175-yr-old Auckland society fights HQ lease

Members of the AHC discussing the latest offer at the Chamberlain Park clubhouse, where they have been based for the past 40 years. From left: Diane Griffin, Lynn Brown, Graham Milne, and Andrea Blinman (out of picture is Jannene Alexander). Photo: Sehej Khurana

Seeds of discontent have been sown over replacement headquarters being offered to a 175-year-old Auckland community group by the local board.

The Auckland Horticultural Council (AHC) says it will fight Albert-Eden Board’s offer of a three-year lease of some rooms in the Western Springs community hall.

AHC’s secretary Diane Griffin says the new offer is not what was originally discussed.
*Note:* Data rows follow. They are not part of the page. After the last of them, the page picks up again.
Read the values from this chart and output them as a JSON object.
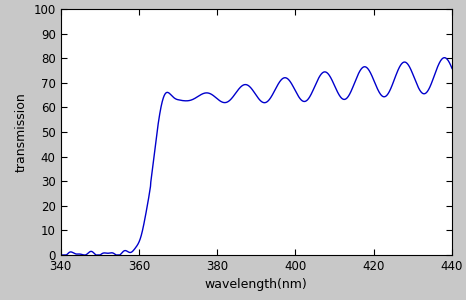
{
  "title": "",
  "xlabel": "wavelength(nm)",
  "ylabel": "transmission",
  "xlim": [
    340,
    440
  ],
  "ylim": [
    0,
    100
  ],
  "xticks": [
    340,
    360,
    380,
    400,
    420,
    440
  ],
  "yticks": [
    0,
    10,
    20,
    30,
    40,
    50,
    60,
    70,
    80,
    90,
    100
  ],
  "line_color": "#0000CC",
  "line_width": 1.0,
  "fig_background": "#c8c8c8",
  "plot_background": "#ffffff"
}
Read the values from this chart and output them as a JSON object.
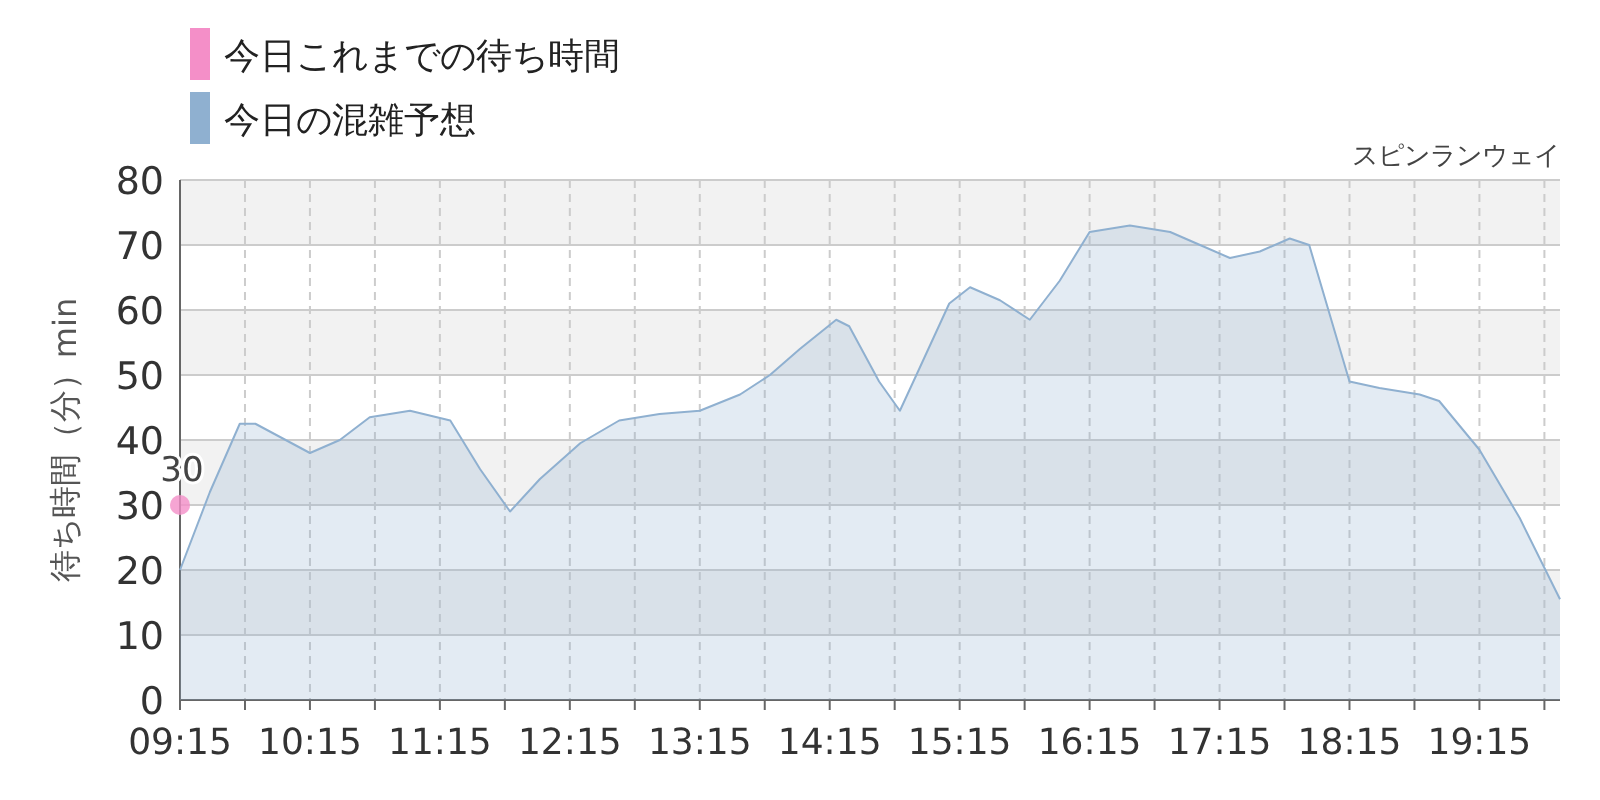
{
  "chart_data": {
    "type": "area",
    "subtitle": "スピンランウェイ",
    "ylabel": "待ち時間（分）min",
    "xlim": [
      9.25,
      19.87
    ],
    "ylim": [
      0,
      80
    ],
    "xticks": [
      {
        "value": 9.25,
        "label": "09:15"
      },
      {
        "value": 9.75,
        "label": null
      },
      {
        "value": 10.25,
        "label": "10:15"
      },
      {
        "value": 10.75,
        "label": null
      },
      {
        "value": 11.25,
        "label": "11:15"
      },
      {
        "value": 11.75,
        "label": null
      },
      {
        "value": 12.25,
        "label": "12:15"
      },
      {
        "value": 12.75,
        "label": null
      },
      {
        "value": 13.25,
        "label": "13:15"
      },
      {
        "value": 13.75,
        "label": null
      },
      {
        "value": 14.25,
        "label": "14:15"
      },
      {
        "value": 14.75,
        "label": null
      },
      {
        "value": 15.25,
        "label": "15:15"
      },
      {
        "value": 15.75,
        "label": null
      },
      {
        "value": 16.25,
        "label": "16:15"
      },
      {
        "value": 16.75,
        "label": null
      },
      {
        "value": 17.25,
        "label": "17:15"
      },
      {
        "value": 17.75,
        "label": null
      },
      {
        "value": 18.25,
        "label": "18:15"
      },
      {
        "value": 18.75,
        "label": null
      },
      {
        "value": 19.25,
        "label": "19:15"
      },
      {
        "value": 19.75,
        "label": null
      }
    ],
    "yticks": [
      0,
      10,
      20,
      30,
      40,
      50,
      60,
      70,
      80
    ],
    "grid": true,
    "legend": "top left",
    "bands": [
      {
        "axis": "y",
        "from": 10,
        "to": 20,
        "color": "#f2f2f2"
      },
      {
        "axis": "y",
        "from": 30,
        "to": 40,
        "color": "#f2f2f2"
      },
      {
        "axis": "y",
        "from": 50,
        "to": 60,
        "color": "#f2f2f2"
      },
      {
        "axis": "y",
        "from": 70,
        "to": 80,
        "color": "#f2f2f2"
      }
    ],
    "series": [
      {
        "name": "今日これまでの待ち時間",
        "type": "scatter",
        "color": "#f48fc8",
        "marker": "circle",
        "x": [
          9.25
        ],
        "values": [
          30
        ],
        "value_labels": [
          "30"
        ]
      },
      {
        "name": "今日の混雑予想",
        "color": "#8fb0d0",
        "x": [
          9.25,
          9.48,
          9.71,
          9.83,
          10.25,
          10.48,
          10.71,
          11.02,
          11.33,
          11.56,
          11.79,
          12.02,
          12.33,
          12.63,
          12.94,
          13.25,
          13.56,
          13.79,
          14.02,
          14.3,
          14.4,
          14.63,
          14.79,
          14.94,
          15.17,
          15.33,
          15.56,
          15.79,
          16.02,
          16.25,
          16.56,
          16.87,
          17.1,
          17.33,
          17.56,
          17.79,
          17.94,
          18.25,
          18.48,
          18.79,
          18.94,
          19.25,
          19.56,
          19.87
        ],
        "values": [
          20,
          32,
          42.5,
          42.5,
          38,
          40,
          43.5,
          44.5,
          43,
          35.5,
          29,
          34,
          39.5,
          43,
          44,
          44.5,
          47,
          50,
          54,
          58.5,
          57.5,
          49,
          44.5,
          51,
          61,
          63.5,
          61.5,
          58.5,
          64.5,
          72,
          73,
          72,
          70,
          68,
          69,
          71,
          70,
          49,
          48,
          47,
          46,
          38.5,
          28,
          15.5
        ]
      }
    ]
  }
}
“There was no mention of us only having part of the building,” she said.

The offer allows AHC to occupy the rear rooms of the centre and to rent the hall from the board, where their current annual fee of $575 covers hall usage.

The board has offered to pay the cost of four hours per month for the first year, an estimated $1920.

AHC provides educational resources and hosts events to encourage horticultural and home gardening practice. The hall is the only suitable space for its affiliated clubs’ meetings, presentations and shows.

Even with the refurbishments being offered by the board, Ms Griffin said there is not enough space.

“We would be unable to continue as we are without the hall in our complete control. What they are offering will not work for us,” she said.

In a statement released by the board, chairperson Peter Haynes said the offer is a good one.

“We’re spending a lot of money to provide refurbished premises that meet the AHC’s needs and with roughly the same amount of space,” he said.

Mr Haynes said there was never an offer in which the AHC had complete control of the hall.

The negotiations began in late 2015, when AHC were told their premises were identified as the preferred site for a community recycling centre.

AHC and the board planned to work together on the re-homing and the upcoming recycling centre.

Ms Griffin said the board had been unforthcoming and the process had been, “physically and mentally exhausting.”

She said AHC had worked closely with local bodies in the past but that this relationship had eroded.

Mr Haynes said that some members of the AHC had shown a “regrettable and unnecessary” animosity towards the board, though he wants to have a positive and collaborative relationship.

With their current lease of expiring July 31, AHC have pursued legal advice.